We all flowed into Histology lab, wooden boxes swinging from our arms. Fumble, fidget, plug it in, twirl the knobs, bounce excitedly on our stools.
“It’s a Bausch & Lomb 742,” boasted Dolin, in response to someone’s question, but loudly enough for the whole lab. He buffed his already shining new bifocal microscope, exuding both pride in his possession and cockiness that it, alone, would snag him an “A” like some magical biopsy tool. Somehow, he managed to secrete all this enthusiasm from a face permanently fixed in a scowl. No one had seen a smile from him since day one in the auditorium.
“You vill brick your fingers and zee blut you vill smear on zee slide,” the Histology prof directed. “Zhen find zee corpuscles of all zees different types,” he pointed to the board. Erythrocytes, basophils, neutrophils, platelets, macrophages, blasts.
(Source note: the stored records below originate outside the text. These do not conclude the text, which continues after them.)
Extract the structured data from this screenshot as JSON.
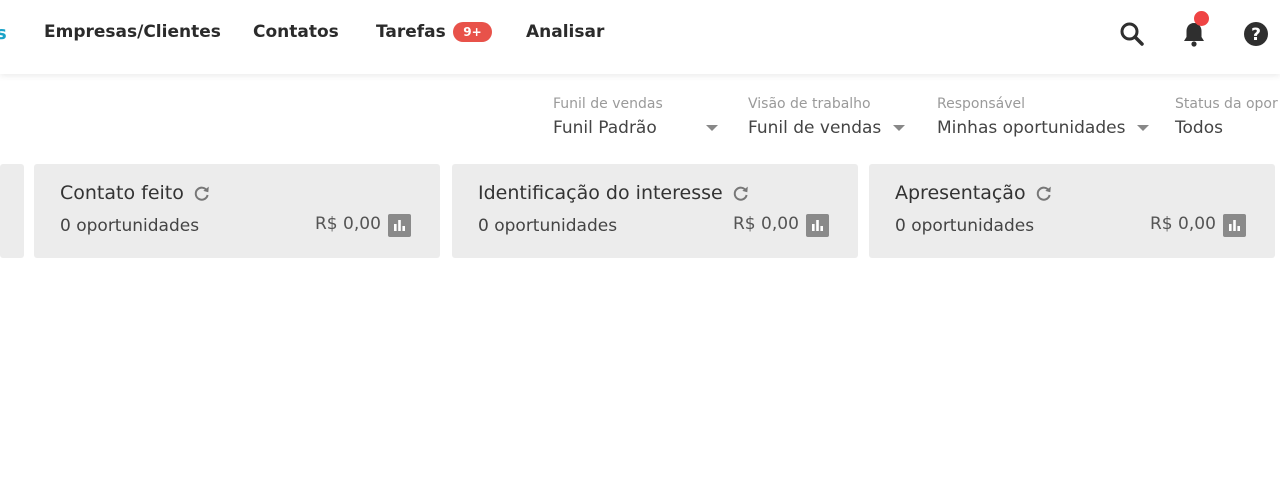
{
  "nav": {
    "cut_label": "s",
    "items": [
      {
        "label": "Empresas/Clientes"
      },
      {
        "label": "Contatos"
      },
      {
        "label": "Tarefas",
        "badge": "9+"
      },
      {
        "label": "Analisar"
      }
    ],
    "icons": [
      "search-icon",
      "bell-icon",
      "help-icon"
    ],
    "colors": {
      "accent": "#1aa3c8",
      "badge": "#e8524a",
      "notification_dot": "#ef4444"
    }
  },
  "filters": [
    {
      "label": "Funil de vendas",
      "value": "Funil Padrão"
    },
    {
      "label": "Visão de trabalho",
      "value": "Funil de vendas"
    },
    {
      "label": "Responsável",
      "value": "Minhas oportunidades"
    },
    {
      "label": "Status da opor",
      "value": "Todos"
    }
  ],
  "stages": [
    {
      "title": "Contato feito",
      "count": "0 oportunidades",
      "total": "R$ 0,00"
    },
    {
      "title": "Identificação do interesse",
      "count": "0 oportunidades",
      "total": "R$ 0,00"
    },
    {
      "title": "Apresentação",
      "count": "0 oportunidades",
      "total": "R$ 0,00"
    }
  ]
}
Wow. I hope I find all of them. Well, not the blasts. That would be weird. Diagnose your own leukemia. That would be a bummer.
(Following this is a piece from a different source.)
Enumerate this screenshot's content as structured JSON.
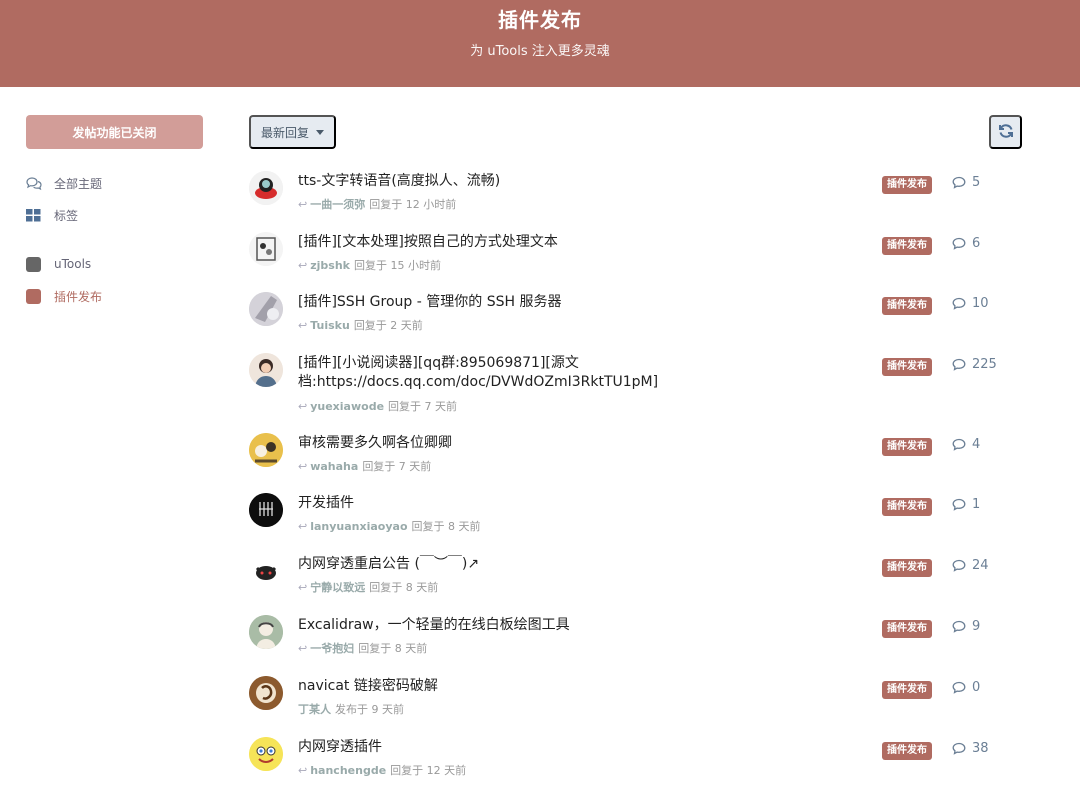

So I swabbed my left index finger with the traditional alcohol, held it up before me, picked up the sharp little lancet in my right hand, took deadly aim, and jabbed.
I missed.
My index finger jerked back, away from the arrow-like lancet. I snickered at myself. Well, it’s just an issue of will power.
I planted my left elbow firmly on the counter, index finger pointing ceiling-ward. Its vulnerable, fleshy pad exposed to my focused pupils and to the poised lancet. I firmed the muscles in my left arm to hold it there and, before my left hand could suspect what I was doing, lunged with my right.
Missed again.
Boy, my left hand is fast. Maybe if I…
A hairy paw grabbed my left wrist, and pushed my hand down flat onto the counter.
“Now you vill get your blut. You see, zehr is no vhere for your fing-her to go.”
Ouch.
While my eyes were buried in the microscope, sorting through my drop of ten thousand or so red blood cells, looking frantically for a white one – ANY white one, just one white one, I heard my roommate’s voice.
“Forgot to tell you. This was in the mailbox this morning.”
I pulled my eyes out of the microscope sockets to find him holding a white envelope. The return address was my Draft Board. I almost puked on my microscope.
“Open it.”
“Naw,” I shook my head. “Think I’ll hide it behind the right kidney of my cadaver.”
“Why?”
“Cause we’re only gonna remove the left one. Don’t have to dissect them both. We’re gonna leave the right one in.”
“No, I mean…”
“I KNOW what you mean!” I said way too loudly.
I waited for everyone’s eyes to fall gradually back into their eyepieces again, then I mumbled, “If they’re yanking me out of Med School, I don’t want to know.”
“Open it. Not reading it won’t change what it says.”
“Blah-blah-blah… deferred until Medical training completed… blah, blah, blah.”
“That’s great,” my roommate smiled. “One less worry.”
“Yeah. Now all I have to worry about is Physiology, Anatomy, Physiology, Histology, Physiology, Bio-chemistry – ”
“Are ve vorking or are ve chitty-chatty?” the professor boomed pretty much toward us.